POPOVA. — Rien, allez-vous-en... C'est-à-dire... un moment... Non, allez-vous-en, allez-vous-en! Ah! si vous saviez comme je suis en colère, comme je suis en colère !  (Elle jette le revolver sur la table.) J'ai les doigts tout engourdis par cette saleté!... (De rage, elle déchire son mouchoir) Qu'attendez-vous? Fichez le camp d'ici !

 

SMIRNOV.—Adieu.

 

POPOVA.—Oui, c'est ça, allez-vous-en!...( elle crie ) Où allez-vous ? Attendez... C'est-à-dire... Sortez. Ah  comme je suis en colère! Ne m'approchez pas, ne m'approchez pas!

 

SMIRNOV, s'approchant d'elle.—Comme je m'en veux ! Amoureux comme un collégien, une déclaration à genoux... J'en ai froid dans le dos... (Grossier.) Je vous aime!

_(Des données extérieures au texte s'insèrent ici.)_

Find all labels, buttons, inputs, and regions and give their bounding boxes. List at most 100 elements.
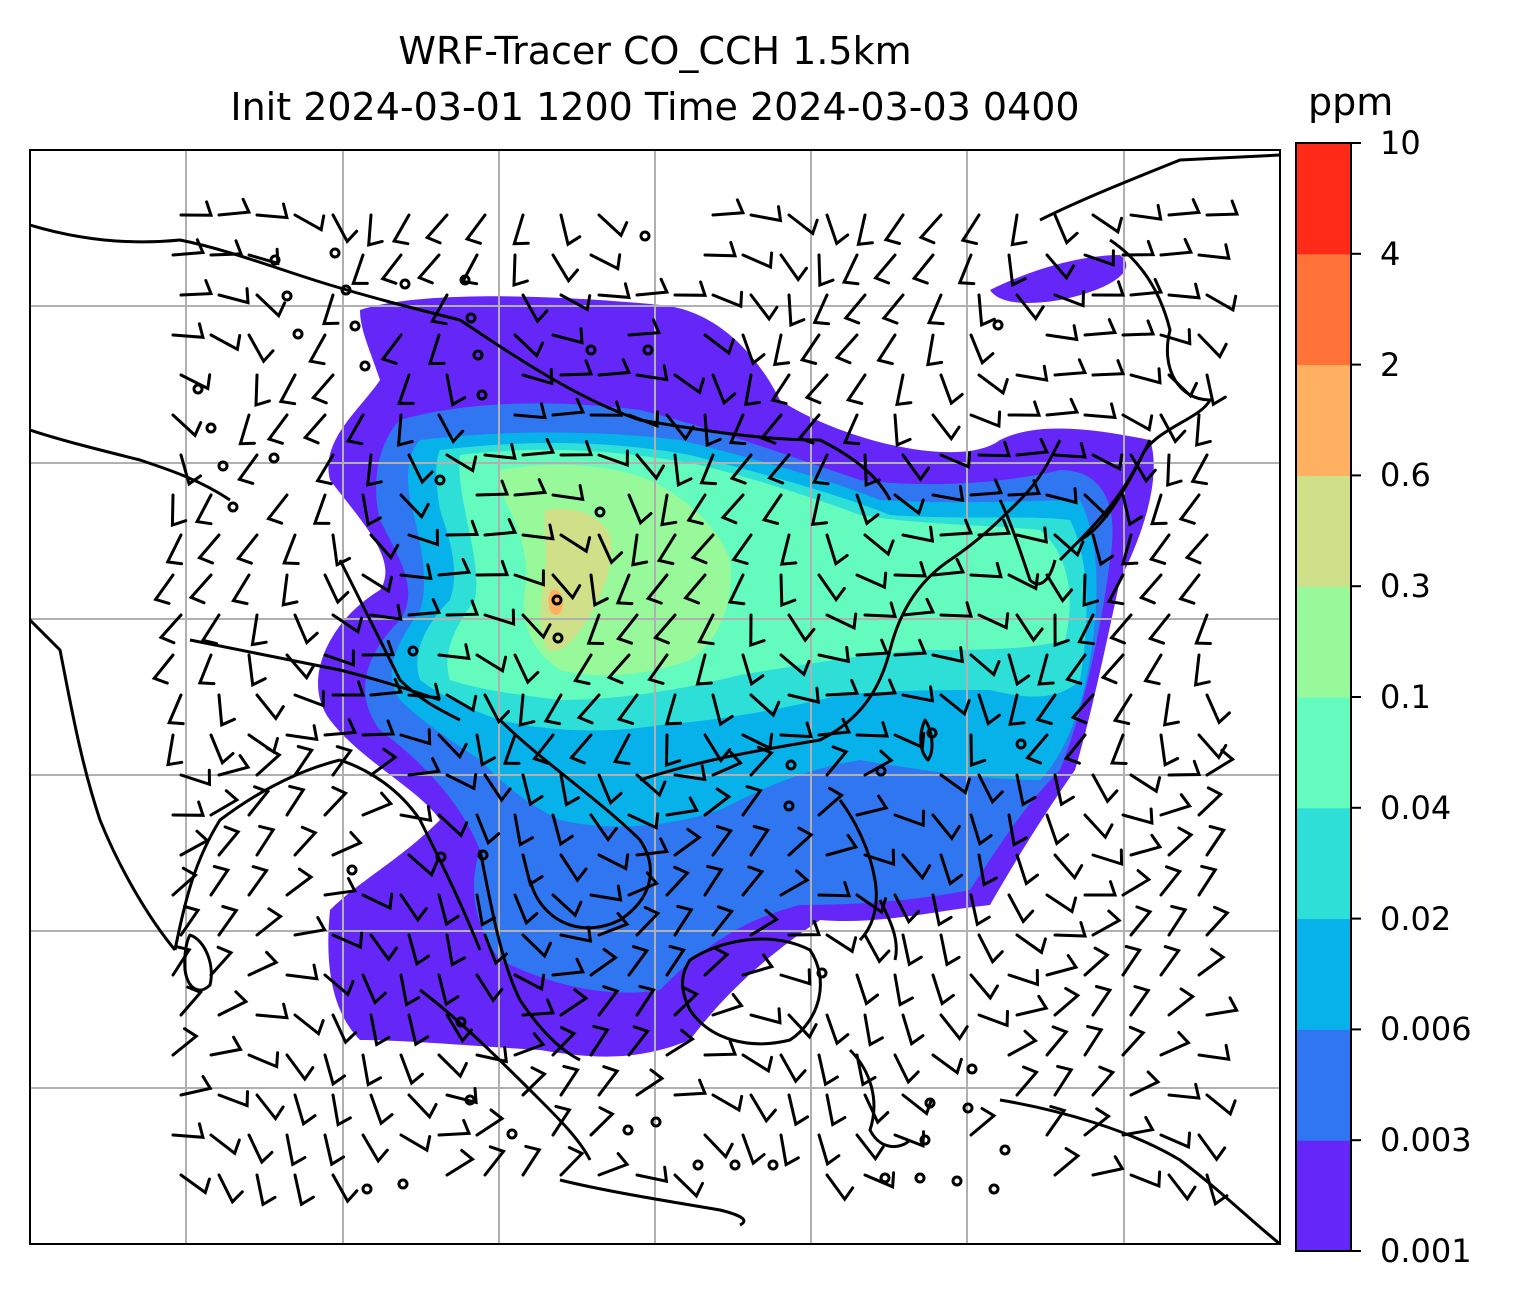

Qu'est-ce qui me prend de tomber amoureux de vous! J'ai des intérêts à payer demain, on a commencé à faucher, et il faut que je tombe sur vous... (Il la prend par la taille.) Je ne me le pardonnerai jamais.

 

POPOVA.—Ne m'approchez pas ! Bas les pattes ! Je vous... hais! Sur le terrain! (Un long baiser.)

 

SCÈNE X

Les mêmes et LOUKA, avec une hache,

LE JARDINIER avec un rateau, LE COCHER avec une fourche,

DES OUVRIERS AGRICOLES.

 

LOUKA, apercevant le couple qui s'embrasse.—Seigneur Dieu! ( Une pause.)

 

POPOVA, baissant les yeux.—Louka, dis-leur là-bas, aux écuries, qu'aujourd'hui on ne donne pas du tout d'avoine à Toby.